September, setibanya di bandara waktu itu aku pernah menulis, bahwa dua tahun lagi aku akan merebut hatimu di kota yang aku benci itu; baik dengan mudah atau harus berdarah-darah. Kau tentu tak tahu, kalau aku sedang berencana menaklukkan kota itu hanya untuk mencuri perhatianmu. Tapi memang tak perlu lah kau tahu itu…
September, aku ini lelaki yang diburu waktu, tapi tak cukup berani untuk berterus-terang mengatakan bahwa kau sudah menyita sedikit waktuku, sesekali hadir dan memberi warna dalam bunga tidurku yang biasanya hitam putih. Seandainya saja ada alat yang bisa mencetak bayangan-bayangan kenangan, ilusi dan mimpiku, tentu aku akan paketkan ke rumahmu agar kau mengerti dan tak menganggap aku hanya membual.

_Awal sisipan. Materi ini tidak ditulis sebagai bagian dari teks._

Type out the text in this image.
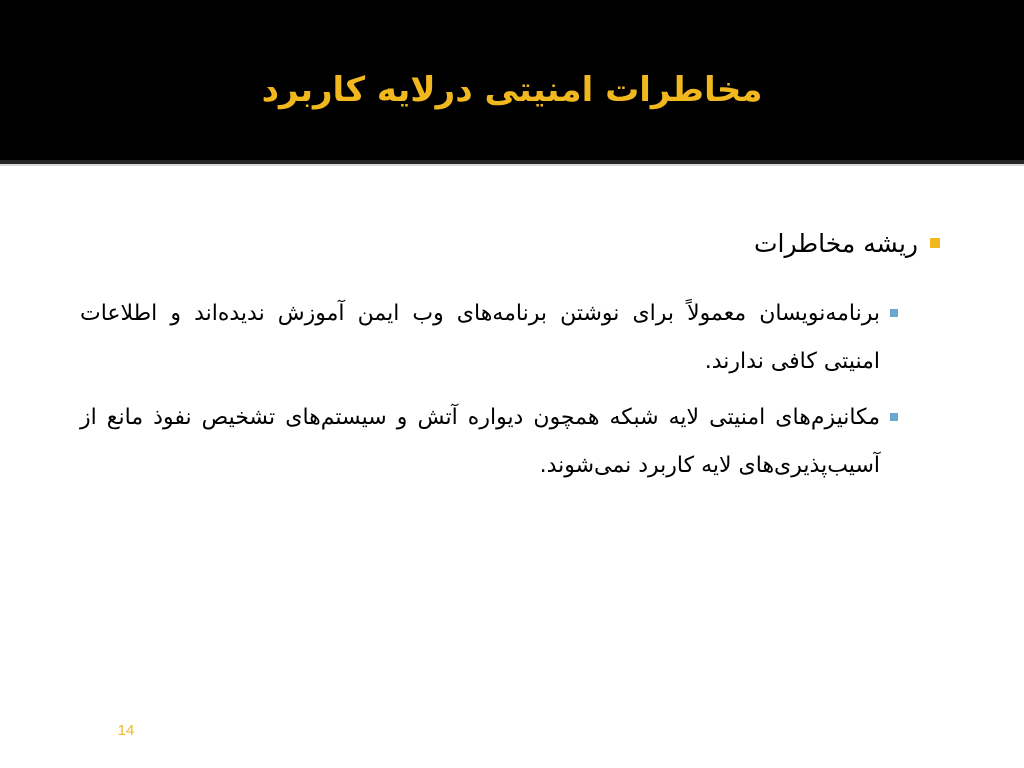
مخاطرات امنیتی درلایه کاربرد
ریشه مخاطرات
برنامه‌نویسان معمولاً برای نوشتن برنامه‌های وب ایمن آموزش ندیده‌اند و اطلاعات امنیتی کافی ندارند.
مکانیزم‌های امنیتی لایه شبکه همچون دیواره آتش و سیستم‌های تشخیص نفوذ مانع از آسیب‌پذیری‌های لایه کاربرد نمی‌شوند.
14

Aku tahu, September, kau pasti akan tertawa terbahak-bahak sambil tersedak jika aku katakan aku punya hati untukmu, dan kau pasti akan bertanya bagaimana bisa? Variabel-variabel jatuh cinta belum terpenuhi semua, dan kau pasti akan melakukan analisis komparatif dengan kebiasaan-kebiasaan umum. Tapi aku yakin analisismu takkan komprehensif, dan kau pun mungkin tak sadar bahwa jatuh cinta itu kasuistik. Dan sejak kapan jatuh cinta butuh variabel?
Ah, tapi aku jadi melantur, September. Jadi untuk sementara, aku takkan mengganggumu dulu. Semoga dua tahun tak terlalu lama dan membuat kau terburu-buru mengakhiri masa lajangmu.
Semoga






















March 13th, 2010 at 1:42 am
ah, dan saya kira selama ini lelaki itu penuh dengan logika..
ternyata mereka juga manusia biasa..
March 13th, 2010 at 2:27 am
Sez, bukannya orang bijak bilang, “when it comes to love, everybody is an idiot?”
March 13th, 2010 at 2:28 am
halah puuuutt….gak kapok2 juga? masih aja jatuh tersungkur di kaki perempuan yang salah? *puk puk*
March 13th, 2010 at 2:36 am
Wakakaka, 3 bulan akhirnya ngepost juga, tapi ternyata, cewek lagiii cewek lagi. Hihihi.
Btw September itu nama orang ya?
March 13th, 2010 at 7:32 pm
salam buat ashton yah..
March 15th, 2010 at 1:45 pm
wak… semoga berada ditrack yg bener ya.. jangan salah tujuan lagi ya..
March 17th, 2010 at 11:36 pm
sssst… mending ngeblog ke yg di Atas…
insya Allah lebih membantu
believe it… cause i did
March 23rd, 2010 at 8:17 am
agak mirip2 ceritanya sama awak bang…hihihihihi…
March 23rd, 2010 at 8:19 am
@simbok:
Iya iya, mbok.. Aku tau..
@aley:
Abis mau nge-post apa? Disini kan emang khusus yang beginian, hehe..
Nggak lah, September itu bulan dong, Ley. Bulan lahirnya dia
@nopz:
Yeah. Bosen nopz.. Skrip-nya begini terus, huhuh..
@ronald:
Kalo yang ini, dipastikan sepertinya salah track, wak. Hehe. Entahlah kalo nanti kapan-kapan…
@thuns:
setiap malam kok, mas. Plus ditambah curhat berkali-kali setiap hari, hehe.